In A Single Shard, foxes represent how bravery is hard to define and often dependent on context. Foxes first appear in the story when orphaned boy Tree-ear asks his disabled guardian Crane-man why Crane-man chose to live under a bridge when most poor villagers move into the nearby monastery. Crane-man explains that the evening he began walking to the monastery, a fox—considered a bad-luck animal, possibly possessing evil magic—blocked his way, so Crane-man went back the way he came and ended up sleeping under the bridge. By the time Crane-man was willing even to consider making the journey again, the bridge had come to seem like home to him. Crane-man’s story shows how bravery is difficult to define. on the one hand, readers could think Crane-man cowardly for allowing the fox to prevent him from seeking shelter. But on the other hand, they could think him brave for choosing to live independently—and eventually to care for an orphan—despite his poverty and disability.
In the same vein, when Tree-ear encounters a fox on his way to Songdo to deliver his employer Min’s pottery to the royal emissary, Emissary Kim, Tree-ear is utterly terrified, and he hides from the fox all night in a rock crevice.

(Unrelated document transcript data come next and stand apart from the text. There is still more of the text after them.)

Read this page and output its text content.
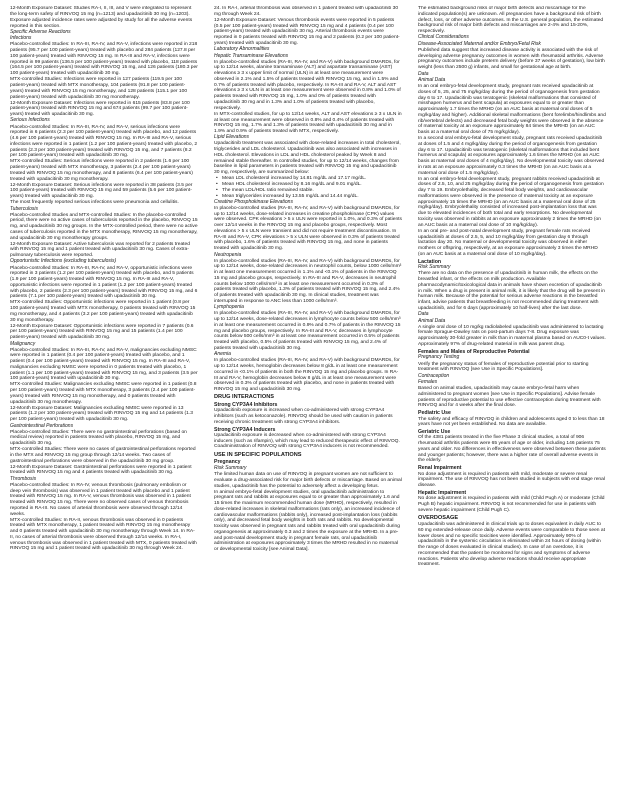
12-Month Exposure Dataset: Studies RA-I, II, III, and V were integrated to represent the long-term safety of RINVOQ 15 mg (n=1213) and upadacitinib 30 mg (n=1203).
Exposure adjusted incidence rates were adjusted by study for all the adverse events reported in this section.
Specific Adverse Reactions
Infections
Placebo-controlled Studies: In RA-III, RA-IV, and RA-V, infections were reported in 218 patients (95.7 per 100 patient-years) treated with placebo and 284 patients (127.8 per 100 patient-years) treated with RINVOQ 15 mg. In RA-III and RA-V, infections were reported in 99 patients (136.5 per 100 patient-years) treated with placebo, 118 patients (164.5 per 100 patient-years) treated with RINVOQ 15 mg, and 126 patients (180.3 per 100 patient-years) treated with upadacitinib 30 mg.
MTX-controlled Studies: Infections were reported in 127 patients (119.5 per 100 patient-years) treated with MTX monotherapy, 104 patients (91.8 per 100 patient-years) treated with RINVOQ 15 mg monotherapy, and 128 patients (115.1 per 100 patient-years) treated with upadacitinib 30 mg monotherapy.
12-Month Exposure Dataset: Infections were reported in 615 patients (83.8 per 100 patient-years) treated with RINVOQ 15 mg and 674 patients (99.7 per 100 patient-years) treated with upadacitinib 30 mg.
Serious Infections
Placebo-controlled Studies: In RA-III, RA-IV, and RA-V, serious infections were reported in 6 patients (2.3 per 100 patient-years) treated with placebo, and 12 patients (4.6 per 100 patient-years) treated with RINVOQ 15 mg. In RA-III and RA-V, serious infections were reported in 1 patient (1.2 per 100 patient-years) treated with placebo, 2 patients (2.3 per 100 patient-years) treated with RINVOQ 15 mg, and 7 patients (8.2 per 100 patient-years) treated with upadacitinib 30 mg.
MTX-controlled Studies: Serious infections were reported in 2 patients (1.6 per 100 patient-years) treated with MTX monotherapy, 3 patients (2.4 per 100 patient-years) treated with RINVOQ 15 mg monotherapy, and 8 patients (6.4 per 100 patient-years) treated with upadacitinib 30 mg monotherapy.
12-Month Exposure Dataset: Serious infections were reported in 38 patients (3.5 per 100 patient-years) treated with RINVOQ 15 mg and 59 patients (5.6 per 100 patient-years) treated with upadacitinib 30 mg.
The most frequently reported serious infections were pneumonia and cellulitis.
Tuberculosis
Placebo-controlled Studies and MTX-controlled Studies: In the placebo-controlled period, there were no active cases of tuberculosis reported in the placebo, RINVOQ 15 mg, and upadacitinib 30 mg groups. In the MTX-controlled period, there were no active cases of tuberculosis reported in the MTX monotherapy, RINVOQ 15 mg monotherapy, and upadacitinib 30 mg monotherapy groups.
12-Month Exposure Dataset: Active tuberculosis was reported for 2 patients treated with RINVOQ 15 mg and 1 patient treated with upadacitinib 30 mg. Cases of extra-pulmonary tuberculosis were reported.
Opportunistic Infections (excluding tuberculosis)
Placebo-controlled Studies: In RA-III, RA-IV, and RA-V, opportunistic infections were reported in 3 patients (1.2 per 100 patient-years) treated with placebo, and 5 patients (1.9 per 100 patient-years) treated with RINVOQ 15 mg. In RA-III and RA-V, opportunistic infections were reported in 1 patient (1.2 per 100 patient-years) treated with placebo, 2 patients (2.3 per 100 patient-years) treated with RINVOQ 15 mg, and 6 patients (7.1 per 100 patient-years) treated with upadacitinib 30 mg.
MTX-controlled Studies: Opportunistic infections were reported in 1 patient (0.8 per 100 patient-years) treated with MTX monotherapy, 0 patients treated with RINVOQ 15 mg monotherapy, and 4 patients (3.2 per 100 patient-years) treated with upadacitinib 30 mg monotherapy.
12-Month Exposure Dataset: Opportunistic infections were reported in 7 patients (0.6 per 100 patient-years) treated with RINVOQ 15 mg and 15 patients (1.4 per 100 patient-years) treated with upadacitinib 30 mg.
Malignancy
Placebo-controlled Studies: In RA-III, RA-IV, and RA-V, malignancies excluding NMSC were reported in 1 patient (0.4 per 100 patient-years) treated with placebo, and 1 patient (0.4 per 100 patient-years) treated with RINVOQ 15 mg. In RA-III and RA-V, malignancies excluding NMSC were reported in 0 patients treated with placebo, 1 patient (1.1 per 100 patient-years) treated with RINVOQ 15 mg, and 3 patients (3.5 per 100 patient-years) treated with upadacitinib 30 mg.
MTX-controlled Studies: Malignancies excluding NMSC were reported in 1 patient (0.8 per 100 patient-years) treated with MTX monotherapy, 3 patients (2.4 per 100 patient-years) treated with RINVOQ 15 mg monotherapy, and 0 patients treated with upadacitinib 30 mg monotherapy.
12-Month Exposure Dataset: Malignancies excluding NMSC were reported in 13 patients (1.2 per 100 patient-years) treated with RINVOQ 15 mg and 14 patients (1.3 per 100 patient-years) treated with upadacitinib 30 mg.
Gastrointestinal Perforations
Placebo-controlled Studies: There were no gastrointestinal perforations (based on medical review) reported in patients treated with placebo, RINVOQ 15 mg, and upadacitinib 30 mg.
MTX-controlled Studies: There were no cases of gastrointestinal perforations reported in the MTX and RINVOQ 15 mg group through 12/14 weeks. Two cases of gastrointestinal perforations were observed in the upadacitinib 30 mg group.
12-Month Exposure Dataset: Gastrointestinal perforations were reported in 1 patient treated with RINVOQ 15 mg and 4 patients treated with upadacitinib 30 mg.
Thrombosis
Placebo-controlled Studies: In RA-IV, venous thrombosis (pulmonary embolism or deep vein thrombosis) was observed in 1 patient treated with placebo and 1 patient treated with RINVOQ 15 mg. In RA-V, venous thrombosis was observed in 1 patient treated with RINVOQ 15 mg. There were no observed cases of venous thrombosis reported in RA-III. No cases of arterial thrombosis were observed through 12/14 weeks.
MTX-controlled Studies: In RA-II, venous thrombosis was observed in 0 patients treated with MTX monotherapy, 1 patient treated with RINVOQ 15 mg monotherapy and 0 patients treated with upadacitinib 30 mg monotherapy through Week 14. In RA-II, no cases of arterial thrombosis were observed through 12/14 weeks. In RA-I, venous thrombosis was observed in 1 patient treated with MTX, 0 patients treated with RINVOQ 15 mg and 1 patient treated with upadacitinib 30 mg through Week 24.
24. In RA-I, arterial thrombosis was observed in 1 patient treated with upadacitinib 30 mg through Week 24.
12-Month Exposure Dataset: Venous thrombosis events were reported in 5 patients (0.5 per 100 patient-years) treated with RINVOQ 15 mg and 4 patients (0.4 per 100 patient-years) treated with upadacitinib 30 mg. Arterial thrombosis events were reported in 0 patients treated with RINVOQ 15 mg and 2 patients (0.2 per 100 patient-years) treated with upadacitinib 30 mg.
Laboratory Abnormalities
Hepatic Transaminase Elevations
In placebo-controlled studies (RA-III, RA-IV, and RA-V) with background DMARDs, for up to 12/14 weeks, alanine transaminase (ALT) and aspartate transaminase (AST) elevations ≥ 3 x upper limit of normal (ULN) in at least one measurement were observed in 2.1% and 1.5% of patients treated with RINVOQ 15 mg, and in 1.5% and 0.7% of patients treated with placebo, respectively. In RA-III and RA-V, ALT and AST elevations ≥ 3 x ULN in at least one measurement were observed in 0.8% and 1.0% of patients treated with RINVOQ 15 mg, 1.0% and 0% of patients treated with upadacitinib 30 mg and in 1.3% and 1.0% of patients treated with placebo, respectively.
In MTX-controlled studies, for up to 12/14 weeks, ALT and AST elevations ≥ 3 x ULN in at least one measurement were observed in 0.8% and 0.4% of patients treated with RINVOQ 15 mg, 1.7% and 1.3% of patients treated with upadacitinib 30 mg and in 1.9% and 0.9% of patients treated with MTX, respectively.
Lipid Elevations
Upadacitinib treatment was associated with dose-related increases in total cholesterol, triglycerides and LDL cholesterol. Upadacitinib was also associated with increases in HDL cholesterol. Elevations in LDL and HDL cholesterol peaked by Week 8 and remained stable thereafter. In controlled studies, for up to 12/14 weeks, changes from baseline in lipid parameters in patients treated with RINVOQ 15 mg and upadacitinib 30 mg, respectively, are summarized below:
• Mean LDL cholesterol increased by 14.81 mg/dL and 17.17 mg/dL.
• Mean HDL cholesterol increased by 8.16 mg/dL and 9.01 mg/dL.
• The mean LDL/HDL ratio remained stable.
• Mean triglycerides increased by 13.55 mg/dL and 14.44 mg/dL.
Creatine Phosphokinase Elevations
In placebo-controlled studies (RA-III, RA-IV, and RA-V) with background DMARDs, for up to 12/14 weeks, dose-related increases in creatine phosphokinase (CPK) values were observed. CPK elevations > 5 x ULN were reported in 1.0%, and 0.3% of patients over 12/14 weeks in the RINVOQ 15 mg and placebo groups, respectively. Most elevations > 5 x ULN were transient and did not require treatment discontinuation. In RA-III and RA-V, CPK elevations > 5 x ULN were observed in 0.3% of patients treated with placebo, 1.6% of patients treated with RINVOQ 15 mg, and none in patients treated with upadacitinib 30 mg.
Neutropenia
In placebo-controlled studies (RA-III, RA-IV, and RA-V) with background DMARDs, for up to 12/14 weeks, dose-related decreases in neutrophil counts, below 1000 cells/mm³ in at least one measurement occurred in 1.1% and <0.1% of patients in the RINVOQ 15 mg and placebo groups, respectively. In RA-III and RA-V, decreases in neutrophil counts below 1000 cells/mm³ in at least one measurement occurred in 0.3% of patients treated with placebo, 1.3% of patients treated with RINVOQ 15 mg, and 2.4% of patients treated with upadacitinib 30 mg. In clinical studies, treatment was interrupted in response to ANC less than 1000 cells/mm³.
Lymphopenia
In placebo-controlled studies (RA-III, RA-IV, and RA-V) with background DMARDs, for up to 12/14 weeks, dose-related decreases in lymphocyte counts below 500 cells/mm³ in at least one measurement occurred in 0.9% and 0.7% of patients in the RINVOQ 15 mg and placebo groups, respectively. In RA-III and RA-V, decreases in lymphocyte counts below 500 cells/mm³ in at least one measurement occurred in 0.5% of patients treated with placebo, 0.5% of patients treated with RINVOQ 15 mg, and 2.4% of patients treated with upadacitinib 30 mg.
Anemia
In placebo-controlled studies (RA-III, RA-IV, and RA-V) with background DMARDs, for up to 12/14 weeks, hemoglobin decreases below 8 g/dL in at least one measurement occurred in <0.1% of patients in both the RINVOQ 15 mg and placebo groups. In RA-III and RA-V, hemoglobin decreases below 8 g/dL in at least one measurement were observed in 0.3% of patients treated with placebo, and none in patients treated with RINVOQ 15 mg and upadacitinib 30 mg.
DRUG INTERACTIONS
Strong CYP3A4 Inhibitors
Upadacitinib exposure is increased when co-administered with strong CYP3A4 inhibitors (such as ketoconazole). RINVOQ should be used with caution in patients receiving chronic treatment with strong CYP3A4 inhibitors.
Strong CYP3A4 Inducers
Upadacitinib exposure is decreased when co-administered with strong CYP3A4 inducers (such as rifampin), which may lead to reduced therapeutic effect of RINVOQ. Coadministration of RINVOQ with strong CYP3A4 inducers is not recommended.
USE IN SPECIFIC POPULATIONS
Pregnancy
Risk Summary
The limited human data on use of RINVOQ in pregnant women are not sufficient to evaluate a drug-associated risk for major birth defects or miscarriage. Based on animal studies, upadacitinib has the potential to adversely affect a developing fetus.
In animal embryo-fetal development studies, oral upadacitinib administration to pregnant rats and rabbits at exposures equal to or greater than approximately 1.6 and 15 times the maximum recommended human dose (MRHD), respectively, resulted in dose-related increases in skeletal malformations (rats only), an increased incidence of cardiovascular malformations (rabbits only), increased post-implantation loss (rabbits only), and decreased fetal body weights in both rats and rabbits. No developmental toxicity was observed in pregnant rats and rabbits treated with oral upadacitinib during organogenesis at approximately 0.3 and 2 times the exposure at the MRHD. In a pre- and post-natal development study in pregnant female rats, oral upadacitinib administration at exposures approximately 3 times the MRHD resulted in no maternal or developmental toxicity [see Animal Data].
The estimated background risks of major birth defects and miscarriage for the indicated population(s) are unknown. All pregnancies have a background risk of birth defect, loss, or other adverse outcomes. In the U.S. general population, the estimated background risk of major birth defects and miscarriages are 2-4% and 15-20%, respectively.
Clinical Considerations
Disease-Associated Maternal and/or Embryo/Fetal Risk
Published data suggest that increased disease activity is associated with the risk of developing adverse pregnancy outcomes in women with rheumatoid arthritis. Adverse pregnancy outcomes include preterm delivery (before 37 weeks of gestation), low birth weight (less than 2500 g) infants, and small for gestational age at birth.
Data
Animal Data
In an oral embryo-fetal development study, pregnant rats received upadacitinib at doses of 5, 25, and 75 mg/kg/day during the period of organogenesis from gestation day 6 to 17. Upadacitinib was teratogenic (skeletal malformations that consisted of misshapen humerus and bent scapula) at exposures equal to or greater than approximately 1.7 times the MRHD (on an AUC basis at maternal oral doses of 5 mg/kg/day and higher). Additional skeletal malformations (bent forelimbs/hindlimbs and rib/vertebral defects) and decreased fetal body weights were observed in the absence of maternal toxicity at an exposure approximately 84 times the MRHD (on an AUC basis at a maternal oral dose of 75 mg/kg/day).
In a second oral embryo-fetal development study, pregnant rats received upadacitinib at doses of 1.5 and 4 mg/kg/day during the period of organogenesis from gestation day 6 to 17. Upadacitinib was teratogenic (skeletal malformations that included bent humerus and scapula) at exposures approximately 1.6 times the MRHD (on an AUC basis at maternal oral doses of 4 mg/kg/day). No developmental toxicity was observed in rats at an exposure approximately 0.3 times the MRHD (on an AUC basis at a maternal oral dose of 1.5 mg/kg/day).
In an oral embryo-fetal development study, pregnant rabbits received upadacitinib at doses of 2.5, 10, and 25 mg/kg/day during the period of organogenesis from gestation day 7 to 19. Embryolethality, decreased fetal body weights, and cardiovascular malformations were observed in the presence of maternal toxicity at an exposure approximately 15 times the MRHD (on an AUC basis at a maternal oral dose of 25 mg/kg/day). Embryolethality consisted of increased post-implantation loss that was due to elevated incidences of both total and early resorptions. No developmental toxicity was observed in rabbits at an exposure approximately 2 times the MRHD (on an AUC basis at a maternal oral dose of 10 mg/kg/day).
In an oral pre- and post-natal development study, pregnant female rats received upadacitinib at doses of 2.5, 5, and 10 mg/kg/day from gestation day 6 through lactation day 20. No maternal or developmental toxicity was observed in either mothers or offspring, respectively, at an exposure approximately 3 times the MRHD (on an AUC basis at a maternal oral dose of 10 mg/kg/day).
Lactation
Risk Summary
There are no data on the presence of upadacitinib in human milk, the effects on the breastfed infant, or the effects on milk production. Available pharmacodynamic/toxicological data in animals have shown excretion of upadacitinib in milk. When a drug is present in animal milk, it is likely that the drug will be present in human milk. Because of the potential for serious adverse reactions in the breastfed infant, advise patients that breastfeeding is not recommended during treatment with upadacitinib, and for 6 days (approximately 10 half-lives) after the last dose.
Data
Animal Data
A single oral dose of 10 mg/kg radiolabeled upadacitinib was administered to lactating female Sprague-Dawley rats on post-partum days 7-8. Drug exposure was approximately 30-fold greater in milk than in maternal plasma based on AUC0-t values. Approximately 97% of drug-related material in milk was parent drug.
Females and Males of Reproductive Potential
Pregnancy Testing
Verify the pregnancy status of females of reproductive potential prior to starting treatment with RINVOQ [see Use in Specific Populations].
Contraception
Females
Based on animal studies, upadacitinib may cause embryo-fetal harm when administered to pregnant women [see Use in Specific Populations]. Advise female patients of reproductive potential to use effective contraception during treatment with RINVOQ and for 4 weeks after the final dose.
Pediatric Use
The safety and efficacy of RINVOQ in children and adolescents aged 0 to less than 18 years have not yet been established. No data are available.
Geriatric Use
Of the 4381 patients treated in the five Phase 3 clinical studies, a total of 906 rheumatoid arthritis patients were 65 years of age or older, including 146 patients 75 years and older. No differences in effectiveness were observed between these patients and younger patients; however, there was a higher rate of overall adverse events in the elderly.
Renal Impairment
No dose adjustment is required in patients with mild, moderate or severe renal impairment. The use of RINVOQ has not been studied in subjects with end stage renal disease.
Hepatic Impairment
No dose adjustment is required in patients with mild (Child Pugh A) or moderate (Child Pugh B) hepatic impairment. RINVOQ is not recommended for use in patients with severe hepatic impairment (Child Pugh C).
OVERDOSAGE
Upadacitinib was administered in clinical trials up to doses equivalent in daily AUC to 60 mg extended-release once daily. Adverse events were comparable to those seen at lower doses and no specific toxicities were identified. Approximately 90% of upadacitinib in the systemic circulation is eliminated within 24 hours of dosing (within the range of doses evaluated in clinical studies). In case of an overdose, it is recommended that the patient be monitored for signs and symptoms of adverse reactions. Patients who develop adverse reactions should receive appropriate treatment.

Yet he does not turn back, and he ultimately does reach Songdo. While Crane-man might have been brave to live independently rather than go to the monastery, Tree-ear is clearly also brave to continue traveling to Songdo despite his encounter with a fox. Thus, Crane-man’s and Tree-ear’s different brave responses to foxes show that whether a person’s bravery often depends on context. And ultimately, what matters most is that they have the courage and conviction to carve out a course of action and follow it through.
Foxes Quotes in A Single Shard
Foxes were dreaded animals. They were not large or fierce, like the bears and tigers that roamed the mountainsides, but they were known to be fiendishly clever. Some people even believed that foxes possessed evil magic. It was said that a fox could lure a man to his doom, trick him into coming to its den, where somehow he would be fed to its offspring.
Even to say the word made a trickle of fear run down Tree-ear’s spine.
Could it be? He had fallen asleep! He had slept for who knew how long, with a fox nearby—and he had survived!
Tree-ear laughed out loud, and the sound of his laughter reminded him of his friend. We are afraid of the things we do not know—just because we do not know them, Tree-ear thought, pleased with himself. He must remember the idea; Crane-man would be interested in discussing it.
But just then he heard Crane-man’s voice so clearly that he turned in surprise. “Leaping into death is not the only way to show true courage.”